We consider the heinous attack on Professor Hesse as part of the most recent wave of attempts to stifle and delegitimize the critical study of race, ethnic studies and anti-racist scholarship, more broadly. It is no coincidence that Trump’s now repealed attempt to ban antiracist education (as well as feminist and diversity work more broadly) came on the heels of widespread support for Black Lives Matter, which included unprecedented numbers of white (U.S.) Americans joining protests and seeking knowledge on racism and antiracism.
In particular, recent assaults against professors like Dr. Hesse—often curiously minimized or ignored by those decrying “cancel culture” on both the left and the right—reveal the fundamental importance of the critical study of whiteness.

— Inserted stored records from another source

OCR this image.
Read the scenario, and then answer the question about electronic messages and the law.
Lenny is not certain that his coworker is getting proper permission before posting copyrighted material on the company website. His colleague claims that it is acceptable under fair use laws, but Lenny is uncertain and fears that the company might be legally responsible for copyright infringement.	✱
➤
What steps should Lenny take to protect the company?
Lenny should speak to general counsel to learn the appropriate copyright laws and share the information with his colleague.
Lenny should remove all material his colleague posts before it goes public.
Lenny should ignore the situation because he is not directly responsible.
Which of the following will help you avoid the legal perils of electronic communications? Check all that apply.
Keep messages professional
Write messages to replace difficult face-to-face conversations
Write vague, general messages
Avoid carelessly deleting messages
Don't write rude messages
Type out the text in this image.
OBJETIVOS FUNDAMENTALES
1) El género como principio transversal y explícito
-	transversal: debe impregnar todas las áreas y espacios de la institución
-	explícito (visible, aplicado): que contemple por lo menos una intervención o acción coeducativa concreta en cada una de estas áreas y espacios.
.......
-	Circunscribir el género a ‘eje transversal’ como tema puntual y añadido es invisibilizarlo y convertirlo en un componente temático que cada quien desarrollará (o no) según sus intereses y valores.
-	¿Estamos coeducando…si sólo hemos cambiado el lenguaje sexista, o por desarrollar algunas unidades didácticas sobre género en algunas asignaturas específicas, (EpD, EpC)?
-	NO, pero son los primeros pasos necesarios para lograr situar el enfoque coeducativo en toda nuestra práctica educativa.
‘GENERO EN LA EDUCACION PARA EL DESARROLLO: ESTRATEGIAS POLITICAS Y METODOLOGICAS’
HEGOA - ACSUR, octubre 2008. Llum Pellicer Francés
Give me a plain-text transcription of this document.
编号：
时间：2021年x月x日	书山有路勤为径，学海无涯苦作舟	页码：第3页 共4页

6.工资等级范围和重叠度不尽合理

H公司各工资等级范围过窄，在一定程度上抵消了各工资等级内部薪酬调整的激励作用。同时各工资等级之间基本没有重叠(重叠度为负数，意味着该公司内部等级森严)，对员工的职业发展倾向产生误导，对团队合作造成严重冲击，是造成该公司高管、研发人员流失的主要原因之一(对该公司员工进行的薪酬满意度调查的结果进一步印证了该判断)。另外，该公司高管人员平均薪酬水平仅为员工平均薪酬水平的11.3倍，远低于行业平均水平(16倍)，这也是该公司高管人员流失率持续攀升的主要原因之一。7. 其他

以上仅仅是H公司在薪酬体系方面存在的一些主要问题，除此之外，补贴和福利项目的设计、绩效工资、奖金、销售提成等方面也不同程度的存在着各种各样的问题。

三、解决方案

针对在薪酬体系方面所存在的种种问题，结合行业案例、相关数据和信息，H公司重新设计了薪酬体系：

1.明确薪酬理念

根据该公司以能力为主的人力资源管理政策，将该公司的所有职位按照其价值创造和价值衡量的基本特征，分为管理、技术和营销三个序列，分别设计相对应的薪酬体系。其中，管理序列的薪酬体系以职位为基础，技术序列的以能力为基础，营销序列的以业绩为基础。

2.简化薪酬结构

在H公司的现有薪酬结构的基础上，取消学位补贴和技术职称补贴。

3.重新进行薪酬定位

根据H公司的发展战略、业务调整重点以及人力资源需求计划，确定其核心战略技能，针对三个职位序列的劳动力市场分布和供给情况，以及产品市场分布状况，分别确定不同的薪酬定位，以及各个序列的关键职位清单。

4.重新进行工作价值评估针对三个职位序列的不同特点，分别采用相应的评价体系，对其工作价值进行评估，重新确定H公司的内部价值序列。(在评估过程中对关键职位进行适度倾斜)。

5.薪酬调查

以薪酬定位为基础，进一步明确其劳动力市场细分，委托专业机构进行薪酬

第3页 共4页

It is worth remembering that historically the study of the sociopolitical and historical construction of whiteness has been led by those who, while not afforded legitimacy by historically white institutions, could not afford ignorance of its intricacies and effects. This includes the intellectual contributions of one of the discipline’s recently recovered and now celebrated figures: W. E. B. Du Bois, for whom the analysis of White souls was as critical as Black ones. At a time when sociology and the social sciences could use more—not less—attention to the historical processes that connect contemporary racial orders to their colonial origins, Dr. Hesse’s scholarship and teaching have been necessary rejoinders to studies of race that isolate the contemporary structure of racial inequity from the historically specific (and evolving) production of whiteness.
At this moment of insurgent white supremacist movements, racialized death at the hands of police and failed health systems, and rampant racial inequalities and exclusions, we affirm the importance and legitimacy of critical scholarship on race and racial domination. We stand with Professor Hesse and others that have been unfairly criticized and violently attacked for their vital intellectual work. We also call on Northwestern and other universities and academic associations to openly denounce such attacks, build support systems, and defend targeted colleagues and intellectual communities. Professed commitments to racial equity and social justice ring hollow without such actions. Lastly, to those that believe they can frighten us into silence, know that we will not be deterred.